In this article, the DC parameters of laterally grown novel short channel III–V/Si heterostructure DG-TM-PiN-TGNFET have been analytically modeled and an inverter has been analyzed in subthreshold regime. DC characteristics of the III–V/Si heterostructure DG-TM-PiN-TGNFET have been studied with respect to the quantum mechanical and classical effect in subthreshold regime for low-power digital applications.

It is quite evident that the derived models and simulation results are in good agreement for a wide variation of process parameters. Schrodinger model has been used in ATLAS simulation platform to validate the derived analytical model considering QME. Comprehensive analysis of the short channel III–V/Si heterostructure double gate triple material PiN tunneling graphene nanoribbon field effect transistor (DG-TM-PiN-TGNFET) gives a better view and understanding of DC characteristics of the device. At the end, the DC characteristics (i.e., power dissipation, propagation delay, power-delay product) of an inverter circuit has been taken under consideration to check the impact of QMEs on circuit performance.

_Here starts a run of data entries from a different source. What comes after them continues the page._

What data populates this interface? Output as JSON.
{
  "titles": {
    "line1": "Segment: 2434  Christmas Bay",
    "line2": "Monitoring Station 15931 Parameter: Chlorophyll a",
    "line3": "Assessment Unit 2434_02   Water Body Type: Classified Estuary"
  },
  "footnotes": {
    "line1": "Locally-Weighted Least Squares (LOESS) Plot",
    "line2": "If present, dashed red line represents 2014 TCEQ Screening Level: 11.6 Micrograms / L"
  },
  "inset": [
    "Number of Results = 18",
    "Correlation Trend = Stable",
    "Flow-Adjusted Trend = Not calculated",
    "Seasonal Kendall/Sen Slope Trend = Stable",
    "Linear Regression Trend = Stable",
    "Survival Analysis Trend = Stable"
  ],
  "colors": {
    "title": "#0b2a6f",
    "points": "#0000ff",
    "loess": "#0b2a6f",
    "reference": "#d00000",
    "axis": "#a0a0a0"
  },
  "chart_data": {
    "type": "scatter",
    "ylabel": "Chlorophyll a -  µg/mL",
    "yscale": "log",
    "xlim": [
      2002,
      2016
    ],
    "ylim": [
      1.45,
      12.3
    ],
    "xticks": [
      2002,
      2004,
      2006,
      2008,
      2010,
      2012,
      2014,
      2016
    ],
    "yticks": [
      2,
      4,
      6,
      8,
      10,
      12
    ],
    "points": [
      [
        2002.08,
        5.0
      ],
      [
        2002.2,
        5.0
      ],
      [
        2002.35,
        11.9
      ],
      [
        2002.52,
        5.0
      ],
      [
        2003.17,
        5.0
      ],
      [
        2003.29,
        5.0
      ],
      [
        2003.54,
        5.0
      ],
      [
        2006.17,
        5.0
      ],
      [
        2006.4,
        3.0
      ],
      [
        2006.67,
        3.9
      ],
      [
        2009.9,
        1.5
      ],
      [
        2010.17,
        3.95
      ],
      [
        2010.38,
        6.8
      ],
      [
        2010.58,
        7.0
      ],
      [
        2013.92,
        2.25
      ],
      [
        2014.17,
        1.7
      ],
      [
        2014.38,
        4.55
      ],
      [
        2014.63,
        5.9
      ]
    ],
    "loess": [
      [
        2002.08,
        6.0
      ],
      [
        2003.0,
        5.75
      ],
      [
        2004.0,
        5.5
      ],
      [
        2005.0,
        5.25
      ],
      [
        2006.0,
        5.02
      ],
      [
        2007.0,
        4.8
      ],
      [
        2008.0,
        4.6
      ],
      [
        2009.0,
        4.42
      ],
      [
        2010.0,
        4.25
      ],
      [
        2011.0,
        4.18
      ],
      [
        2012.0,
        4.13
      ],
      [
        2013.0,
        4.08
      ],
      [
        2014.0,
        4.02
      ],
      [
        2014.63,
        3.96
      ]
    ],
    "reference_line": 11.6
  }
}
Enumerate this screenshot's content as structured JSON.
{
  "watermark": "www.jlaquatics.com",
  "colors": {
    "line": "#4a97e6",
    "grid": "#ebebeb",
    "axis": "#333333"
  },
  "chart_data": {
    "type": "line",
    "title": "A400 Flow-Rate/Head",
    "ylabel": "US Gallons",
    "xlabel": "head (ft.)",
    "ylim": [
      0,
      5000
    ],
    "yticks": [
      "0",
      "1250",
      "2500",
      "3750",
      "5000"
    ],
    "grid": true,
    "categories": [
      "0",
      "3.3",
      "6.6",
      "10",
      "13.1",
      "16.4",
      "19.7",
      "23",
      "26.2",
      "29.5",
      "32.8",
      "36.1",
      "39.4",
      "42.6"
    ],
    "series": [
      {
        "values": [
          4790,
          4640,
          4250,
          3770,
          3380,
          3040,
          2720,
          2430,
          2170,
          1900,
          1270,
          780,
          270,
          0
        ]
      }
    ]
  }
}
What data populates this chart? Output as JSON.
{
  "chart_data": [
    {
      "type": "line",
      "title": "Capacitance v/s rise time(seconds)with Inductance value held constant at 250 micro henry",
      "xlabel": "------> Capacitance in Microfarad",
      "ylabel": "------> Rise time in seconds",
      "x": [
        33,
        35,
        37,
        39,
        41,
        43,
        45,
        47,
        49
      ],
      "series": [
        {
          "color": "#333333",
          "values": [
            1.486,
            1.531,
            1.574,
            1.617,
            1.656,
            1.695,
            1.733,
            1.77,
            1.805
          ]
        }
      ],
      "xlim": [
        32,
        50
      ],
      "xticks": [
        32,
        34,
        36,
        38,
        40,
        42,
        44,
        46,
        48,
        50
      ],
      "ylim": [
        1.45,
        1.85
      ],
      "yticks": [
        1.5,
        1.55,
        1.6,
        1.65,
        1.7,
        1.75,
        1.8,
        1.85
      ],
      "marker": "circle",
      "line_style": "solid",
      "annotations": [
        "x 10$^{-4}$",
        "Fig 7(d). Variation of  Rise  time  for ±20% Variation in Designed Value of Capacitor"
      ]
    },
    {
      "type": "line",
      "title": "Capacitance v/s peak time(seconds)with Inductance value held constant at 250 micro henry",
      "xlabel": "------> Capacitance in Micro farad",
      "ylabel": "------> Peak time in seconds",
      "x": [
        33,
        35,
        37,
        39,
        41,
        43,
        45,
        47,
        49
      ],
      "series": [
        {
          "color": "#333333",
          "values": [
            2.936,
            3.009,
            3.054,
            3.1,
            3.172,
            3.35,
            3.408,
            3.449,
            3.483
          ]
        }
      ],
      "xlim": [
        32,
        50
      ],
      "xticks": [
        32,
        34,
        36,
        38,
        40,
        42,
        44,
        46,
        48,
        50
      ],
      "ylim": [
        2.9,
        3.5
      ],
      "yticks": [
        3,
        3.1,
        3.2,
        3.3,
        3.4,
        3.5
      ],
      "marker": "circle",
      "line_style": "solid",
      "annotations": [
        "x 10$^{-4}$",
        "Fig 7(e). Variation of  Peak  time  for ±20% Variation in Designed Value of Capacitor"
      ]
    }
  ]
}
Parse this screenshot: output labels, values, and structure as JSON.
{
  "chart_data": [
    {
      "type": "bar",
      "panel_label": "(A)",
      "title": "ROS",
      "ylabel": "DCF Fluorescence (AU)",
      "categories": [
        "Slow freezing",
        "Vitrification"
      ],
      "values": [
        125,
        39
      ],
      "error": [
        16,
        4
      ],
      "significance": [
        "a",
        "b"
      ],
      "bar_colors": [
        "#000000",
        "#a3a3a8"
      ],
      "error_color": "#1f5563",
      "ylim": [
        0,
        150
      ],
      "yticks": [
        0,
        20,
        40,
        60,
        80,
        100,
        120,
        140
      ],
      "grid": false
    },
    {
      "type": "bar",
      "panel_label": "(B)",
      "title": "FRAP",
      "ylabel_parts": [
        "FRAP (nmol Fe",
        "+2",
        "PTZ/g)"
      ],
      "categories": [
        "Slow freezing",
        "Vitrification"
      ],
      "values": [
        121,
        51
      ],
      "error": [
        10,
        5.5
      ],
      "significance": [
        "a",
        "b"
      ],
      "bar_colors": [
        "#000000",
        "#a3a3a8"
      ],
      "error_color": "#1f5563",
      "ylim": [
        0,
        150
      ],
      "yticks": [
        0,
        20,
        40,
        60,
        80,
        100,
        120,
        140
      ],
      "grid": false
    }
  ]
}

Power dissipation of the proposed TFET inverter circuit is illustrated by considering semi-classical and quantum models, where the power has been dissipated much less using quantum mechanical effect compared to semi-classical one.

But propagation delay becomes much less using semi-classical model compared to quantum model for the proposed TFET structure making it suitable for high-speed applications due to high current driving capability. However, as per as the power-delay product analyses , the quantum confinement is able to provide less energy consumption, and it is an essential factor in case of optimizing the process parameters of the device. So, the proposed device can be alternatively used for low-power quantum computing applications.